Patrick Marshall, 18, of Lynchburg, Va., Javier David Duque, 19, of Arlington, Texas, and Kaitlyn Hermening, 18, of Mosinee, Wis., were treated for minor injuries and released. Two of the three were able to jump to a nearby piling and avoid the train, while the third hung below the track on the trestle, authorities said.
Williams graduated from Grace Christian School in Sanford, where she served as student body president. She attended the school since kindergarten.
Headmaster Bill Carver called her death devastating. About 270 students attend Grace Christian, including Williams' younger brother, and her mother teaches there.
"When Hannah left here, she left as one of our exceptional students," Carver said. "There was such an excitement and an expectation – a vision really of what she was going to bring to the world – and that's part of what makes it hard to say goodbye."
English teacher Pamela Beal said Williams went to Liberty to become a journalist.
"She loved words.
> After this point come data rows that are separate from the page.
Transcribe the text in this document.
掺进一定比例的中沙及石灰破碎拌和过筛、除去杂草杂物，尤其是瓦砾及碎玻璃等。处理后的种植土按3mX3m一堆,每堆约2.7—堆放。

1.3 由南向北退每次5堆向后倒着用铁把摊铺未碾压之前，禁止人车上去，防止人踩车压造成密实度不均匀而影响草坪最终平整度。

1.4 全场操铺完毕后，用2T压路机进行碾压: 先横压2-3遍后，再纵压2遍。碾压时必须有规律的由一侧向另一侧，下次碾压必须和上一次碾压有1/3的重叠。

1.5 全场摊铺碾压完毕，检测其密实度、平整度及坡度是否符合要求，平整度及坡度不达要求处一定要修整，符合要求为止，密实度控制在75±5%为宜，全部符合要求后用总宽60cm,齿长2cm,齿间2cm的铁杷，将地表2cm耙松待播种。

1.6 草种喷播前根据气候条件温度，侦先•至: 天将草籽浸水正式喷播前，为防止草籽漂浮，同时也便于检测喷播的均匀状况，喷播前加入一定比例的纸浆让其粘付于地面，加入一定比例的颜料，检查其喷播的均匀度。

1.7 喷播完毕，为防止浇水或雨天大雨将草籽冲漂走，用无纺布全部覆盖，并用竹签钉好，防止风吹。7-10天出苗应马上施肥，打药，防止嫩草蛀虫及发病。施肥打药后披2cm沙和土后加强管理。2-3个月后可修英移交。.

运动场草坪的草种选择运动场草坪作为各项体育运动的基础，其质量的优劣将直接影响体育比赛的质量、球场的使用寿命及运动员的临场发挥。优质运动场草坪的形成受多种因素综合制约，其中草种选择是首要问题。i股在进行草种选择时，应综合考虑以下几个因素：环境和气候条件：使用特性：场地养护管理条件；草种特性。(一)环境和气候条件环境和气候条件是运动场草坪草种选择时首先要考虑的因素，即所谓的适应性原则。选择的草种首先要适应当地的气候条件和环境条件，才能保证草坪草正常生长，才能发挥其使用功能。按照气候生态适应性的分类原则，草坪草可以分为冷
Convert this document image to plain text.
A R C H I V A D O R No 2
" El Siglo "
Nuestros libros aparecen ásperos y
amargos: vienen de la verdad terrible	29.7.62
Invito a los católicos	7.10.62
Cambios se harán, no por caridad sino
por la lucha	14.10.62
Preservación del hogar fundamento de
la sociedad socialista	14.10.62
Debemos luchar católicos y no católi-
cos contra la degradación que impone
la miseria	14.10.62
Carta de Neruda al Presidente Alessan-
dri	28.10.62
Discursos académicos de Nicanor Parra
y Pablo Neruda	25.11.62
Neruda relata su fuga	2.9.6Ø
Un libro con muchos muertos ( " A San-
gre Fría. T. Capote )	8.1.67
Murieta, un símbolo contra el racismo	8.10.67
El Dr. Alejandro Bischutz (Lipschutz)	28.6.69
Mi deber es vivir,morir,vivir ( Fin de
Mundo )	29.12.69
She loved expressing herself in words," Beal said. "We're all surrounding (her mother) with all the love and support we know how to give her right now."
Liberty University President and Chancellor Jerry Falwell Jr. said Williams made her presence known at the school in the short time she was there, noting that she volunteered to help victims of floods in the Northeast this fall.
"Hannah Williams made Liberty University proud in her short time as a student here. Her tragic death is a great loss, not only to her family, but to our university community as well," Falwell said in a statement.
Longtime friend Logen Hodges said all who knew Williams are now trying to find comfort in the example she set.
"She loved everything about life. If there was the worst situation possible, she always found the good in it," Hodges said.